Luke begins chapter 20 by telling us that Paul left Ephesus and went to Macedonia. He does not give much detail. But when we read what Paul has written in his letters, we find that this was a period of great agony on Paul’s part. His chief concern at this time was the situation in the church at Corinth. At some time during his two-year ministry at Ephesus, word had come to him of problems in the Corinthian church—the kind of problems that are reflected in his letters to it. There were factions in the church. Some were claiming to be followers of Apollos, and they formed an “Apollos party.” Others were claiming to be followers of Peter, and they were a “Peter party.” Some were even claiming to be followers of Paul; they were a “Paul party.” And then there were the spiritual ones who said, “We don’t follow any earthly leaders. We are followers of Christ.” So there was a “Christ party,” too.
There was immorality in the church. One church member was sleeping with his father’s wife, presumably his stepmother. There were lawsuits among the Christians. The communion service was not well observed, and it was contributing to disunion among the congregation rather than to union. The well-to-do were feasting by themselves while ignoring their poorer brethren.
This troubled Paul because, among other things, he had spent a good bit of time in Corinth. He had been there a year-and-a-half, pouring much energy into the church in this great cosmopolitan center. So, after he had written to them, he was understandably anxious to find out how the church was doing.
Paul had left Titus in Corinth. Titus had been given the responsibility of dealing with the problems and then reporting back to Paul. He was supposed to meet Paul at Troas. But when Paul left Ephesus, arrived at Troas and waited for Titus there, Titus did not come.
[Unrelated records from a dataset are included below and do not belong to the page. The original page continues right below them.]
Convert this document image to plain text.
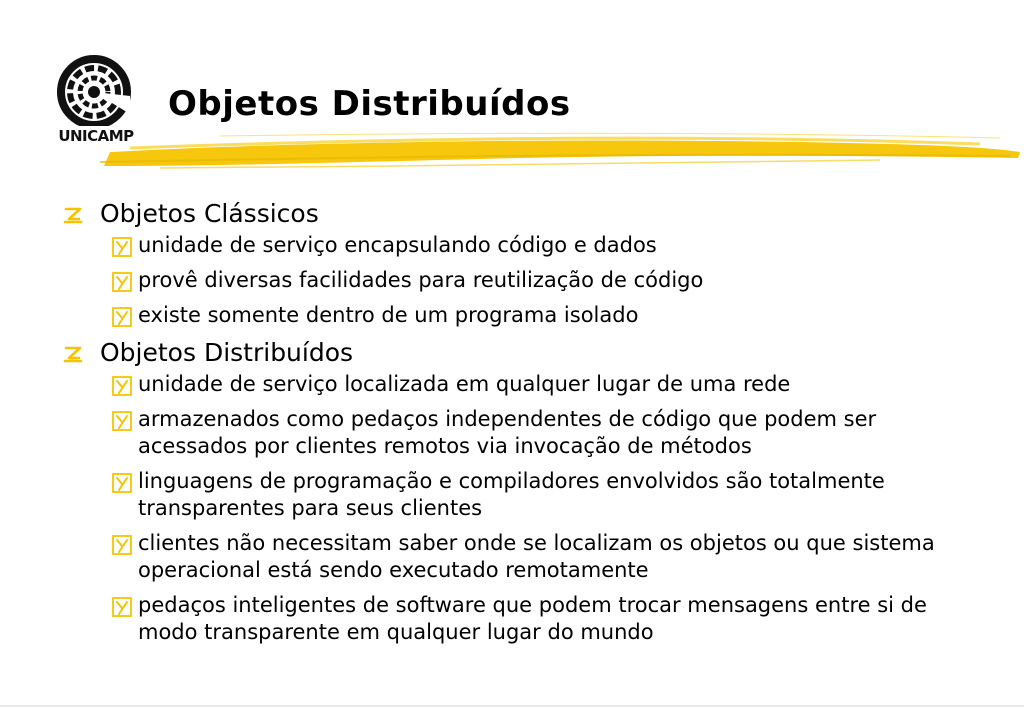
UNICAMP
Objetos Distribuídos
Objetos Clássicos
unidade de serviço encapsulando código e dados
provê diversas facilidades para reutilização de código
existe somente dentro de um programa isolado
Objetos Distribuídos
unidade de serviço localizada em qualquer lugar de uma rede
armazenados como pedaços independentes de código que podem ser acessados por clientes remotos via invocação de métodos
linguagens de programação e compiladores envolvidos são totalmente transparentes para seus clientes
clientes não necessitam saber onde se localizam os objetos ou que sistema operacional está sendo executado remotamente
pedaços inteligentes de software que podem trocar mensagens entre si de modo transparente em qualquer lugar do mundo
Paul says in his second Corinthian letter that he was so troubled by what he imagined was happening in Corinth that he passed over into Europe, probably intending to go directly to Corinth himself. However, there in Macedonia, he did at last fortunately meet his co-worker who informed him that his anxiety had been unnecessary. The Corinthians had responded to his letter and had dealt with the problems (cf. 2 Cor. 2:12-13; 7:5-16). Paul says that he was greatly comforted by the coming of Titus.
I suppose that is why Paul spent as much time in Macedonia as he did, ministering further. It is also why he wrote 2 Corinthians. Paul spent the summer traveling around Macedonia. He refers to this work in Romans 15:19, saying that “from Jerusalem all the way around to Illyricum, I have fully proclaimed the gospel of Christ.” Then he spent the winter in Corinth where he wrote the letter to the Romans in preparation for the trip he planned to make there later.
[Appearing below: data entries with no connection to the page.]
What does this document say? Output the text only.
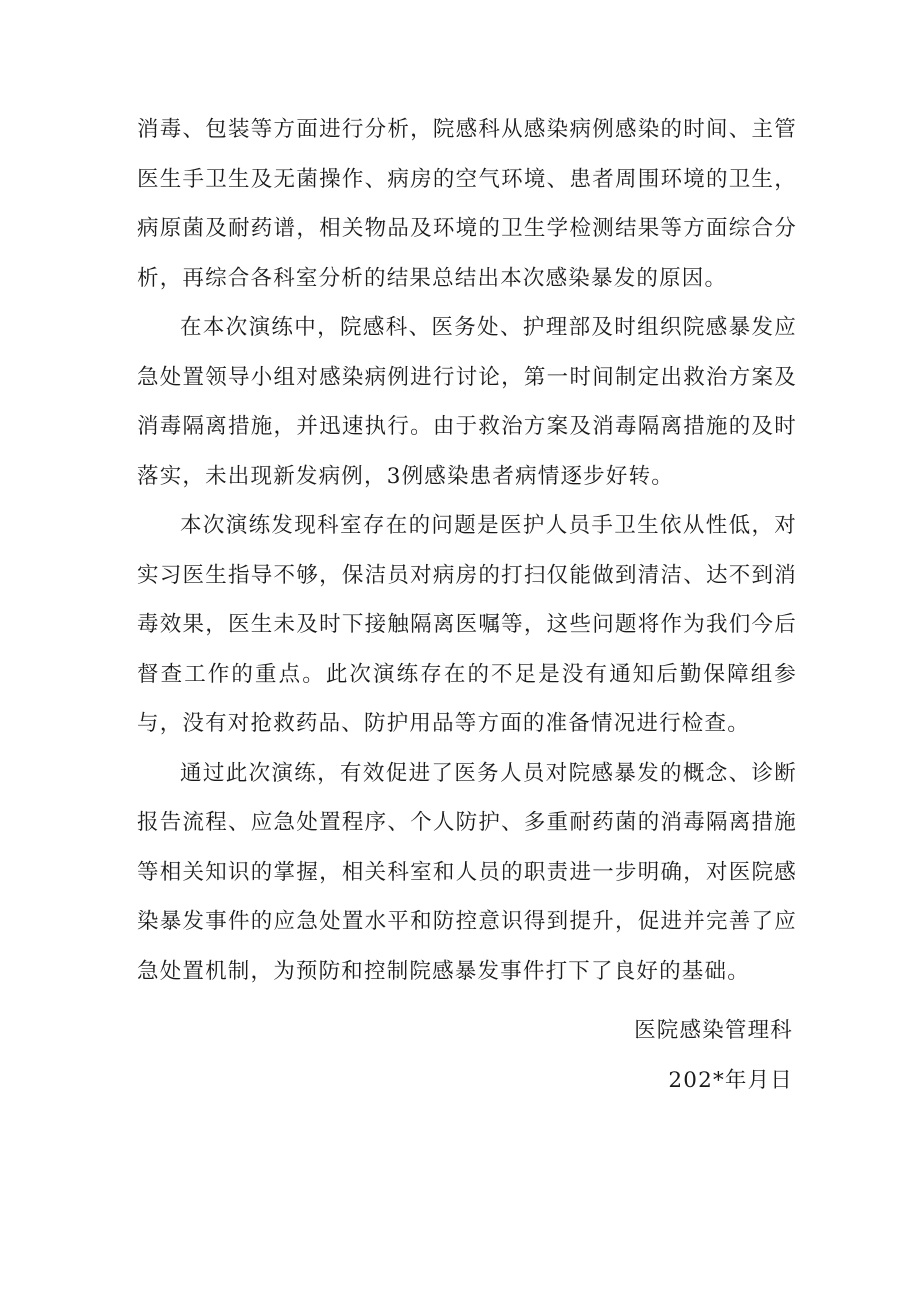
消毒、包装等方面进行分析，院感科从感染病例感染的时间、主管医生手卫生及无菌操作、病房的空气环境、患者周围环境的卫生，病原菌及耐药谱，相关物品及环境的卫生学检测结果等方面综合分析，再综合各科室分析的结果总结出本次感染暴发的原因。

在本次演练中，院感科、医务处、护理部及时组织院感暴发应急处置领导小组对感染病例进行讨论，第一时间制定出救治方案及消毒隔离措施，并迅速执行。由于救治方案及消毒隔离措施的及时落实，未出现新发病例，3例感染患者病情逐步好转。

本次演练发现科室存在的问题是医护人员手卫生依从性低，对实习医生指导不够，保洁员对病房的打扫仅能做到清洁、达不到消毒效果，医生未及时下接触隔离医嘱等，这些问题将作为我们今后督查工作的重点。此次演练存在的不足是没有通知后勤保障组参与，没有对抢救药品、防护用品等方面的准备情况进行检查。

通过此次演练，有效促进了医务人员对院感暴发的概念、诊断报告流程、应急处置程序、个人防护、多重耐药菌的消毒隔离措施等相关知识的掌握，相关科室和人员的职责进一步明确，对医院感染暴发事件的应急处置水平和防控意识得到提升，促进并完善了应急处置机制，为预防和控制院感暴发事件打下了良好的基础。

医院感染管理科

202*年月日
During the months of December, January and February the seas were too rough for boats to travel. But Paul had made up his mind that, if possible, he was going to get to Jerusalem for Passover that spring.
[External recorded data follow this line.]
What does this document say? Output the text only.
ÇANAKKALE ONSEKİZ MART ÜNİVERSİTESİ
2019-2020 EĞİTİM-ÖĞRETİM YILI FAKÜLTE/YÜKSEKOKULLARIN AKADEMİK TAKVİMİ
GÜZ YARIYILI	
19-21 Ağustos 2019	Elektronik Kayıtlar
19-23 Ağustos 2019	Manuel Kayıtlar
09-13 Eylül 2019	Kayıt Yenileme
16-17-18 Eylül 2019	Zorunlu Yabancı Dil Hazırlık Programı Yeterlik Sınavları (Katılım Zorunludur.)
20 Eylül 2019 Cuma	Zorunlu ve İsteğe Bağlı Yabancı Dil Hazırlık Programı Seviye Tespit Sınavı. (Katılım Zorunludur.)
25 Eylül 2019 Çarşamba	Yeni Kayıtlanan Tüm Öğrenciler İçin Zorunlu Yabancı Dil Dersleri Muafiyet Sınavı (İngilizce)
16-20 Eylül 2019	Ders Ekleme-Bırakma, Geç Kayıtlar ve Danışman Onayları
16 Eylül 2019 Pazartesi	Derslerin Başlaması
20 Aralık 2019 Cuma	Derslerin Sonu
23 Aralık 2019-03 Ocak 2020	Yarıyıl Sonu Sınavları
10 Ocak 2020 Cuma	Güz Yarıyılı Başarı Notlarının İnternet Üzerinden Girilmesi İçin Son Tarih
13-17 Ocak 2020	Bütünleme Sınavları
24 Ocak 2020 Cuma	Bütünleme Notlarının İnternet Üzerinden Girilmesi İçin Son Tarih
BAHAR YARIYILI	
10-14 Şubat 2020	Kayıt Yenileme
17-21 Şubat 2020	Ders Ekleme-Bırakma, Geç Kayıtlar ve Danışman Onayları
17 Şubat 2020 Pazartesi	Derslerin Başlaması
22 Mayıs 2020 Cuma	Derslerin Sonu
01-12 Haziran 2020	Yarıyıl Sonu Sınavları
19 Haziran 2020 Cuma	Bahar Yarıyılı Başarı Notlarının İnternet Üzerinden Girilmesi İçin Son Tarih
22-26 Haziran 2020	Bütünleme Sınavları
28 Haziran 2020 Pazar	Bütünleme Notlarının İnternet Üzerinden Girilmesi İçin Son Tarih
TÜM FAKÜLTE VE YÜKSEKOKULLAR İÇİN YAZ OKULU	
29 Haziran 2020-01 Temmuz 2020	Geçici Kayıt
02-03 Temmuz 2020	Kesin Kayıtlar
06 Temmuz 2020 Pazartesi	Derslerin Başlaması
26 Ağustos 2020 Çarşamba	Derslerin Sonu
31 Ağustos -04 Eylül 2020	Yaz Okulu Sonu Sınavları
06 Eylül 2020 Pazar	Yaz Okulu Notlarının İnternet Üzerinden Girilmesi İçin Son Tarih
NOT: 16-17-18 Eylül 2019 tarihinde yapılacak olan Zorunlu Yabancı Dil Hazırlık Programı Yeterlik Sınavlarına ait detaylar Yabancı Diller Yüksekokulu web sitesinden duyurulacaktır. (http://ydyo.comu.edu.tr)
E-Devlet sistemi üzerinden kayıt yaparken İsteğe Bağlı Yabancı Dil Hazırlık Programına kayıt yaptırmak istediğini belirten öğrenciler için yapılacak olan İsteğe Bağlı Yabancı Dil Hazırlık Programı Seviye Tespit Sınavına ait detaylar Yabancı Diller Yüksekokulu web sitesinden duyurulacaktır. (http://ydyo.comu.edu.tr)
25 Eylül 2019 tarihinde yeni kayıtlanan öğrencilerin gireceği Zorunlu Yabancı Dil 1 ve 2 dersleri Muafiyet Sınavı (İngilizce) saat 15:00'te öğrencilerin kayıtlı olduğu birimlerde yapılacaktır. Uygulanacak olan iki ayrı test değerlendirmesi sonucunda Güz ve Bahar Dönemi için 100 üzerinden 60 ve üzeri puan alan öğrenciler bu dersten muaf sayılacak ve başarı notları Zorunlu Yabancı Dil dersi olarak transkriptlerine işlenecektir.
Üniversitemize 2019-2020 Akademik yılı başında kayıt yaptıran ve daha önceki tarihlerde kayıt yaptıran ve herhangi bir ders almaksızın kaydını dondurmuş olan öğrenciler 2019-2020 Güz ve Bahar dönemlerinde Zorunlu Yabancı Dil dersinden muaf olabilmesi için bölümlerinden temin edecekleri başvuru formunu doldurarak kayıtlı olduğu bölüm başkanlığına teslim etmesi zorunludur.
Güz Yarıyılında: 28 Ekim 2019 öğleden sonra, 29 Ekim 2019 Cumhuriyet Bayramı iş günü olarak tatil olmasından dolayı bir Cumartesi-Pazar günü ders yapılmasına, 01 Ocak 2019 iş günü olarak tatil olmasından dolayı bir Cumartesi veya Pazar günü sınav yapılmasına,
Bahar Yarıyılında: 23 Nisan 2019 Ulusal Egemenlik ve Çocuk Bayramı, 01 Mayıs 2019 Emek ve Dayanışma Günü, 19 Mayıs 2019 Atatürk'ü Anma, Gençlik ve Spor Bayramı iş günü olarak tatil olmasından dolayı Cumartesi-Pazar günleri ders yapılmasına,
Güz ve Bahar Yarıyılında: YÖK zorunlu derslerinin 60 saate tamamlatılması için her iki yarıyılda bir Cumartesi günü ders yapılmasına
As it turned out, he did not get there for Passover. When he was about to leave Corinth to sail to Jerusalem, word came that the Jews of Corinth were plotting to kill him. Not much is said about this, but it is not hard to imagine what was involved. Jews going to Jerusalem would sail on a “pilgrim ship.” It would carry cargo, but it would take as many passengers as possible. It would be crowded to make a lot of money, and it would be quite possible in such crowded conditions for someone who had been hired by Paul’s enemies to sneak up on him and kill him some dark night at sea. Word came to Paul that something like this had been planned. So rather than going by sea, Paul decided to return overland through Macedonia. This took longer than a trip by sea and delayed his timetable. However, he would be able to visit the Macedonian churches again, and then later, from another port, make his way to Jerusalem.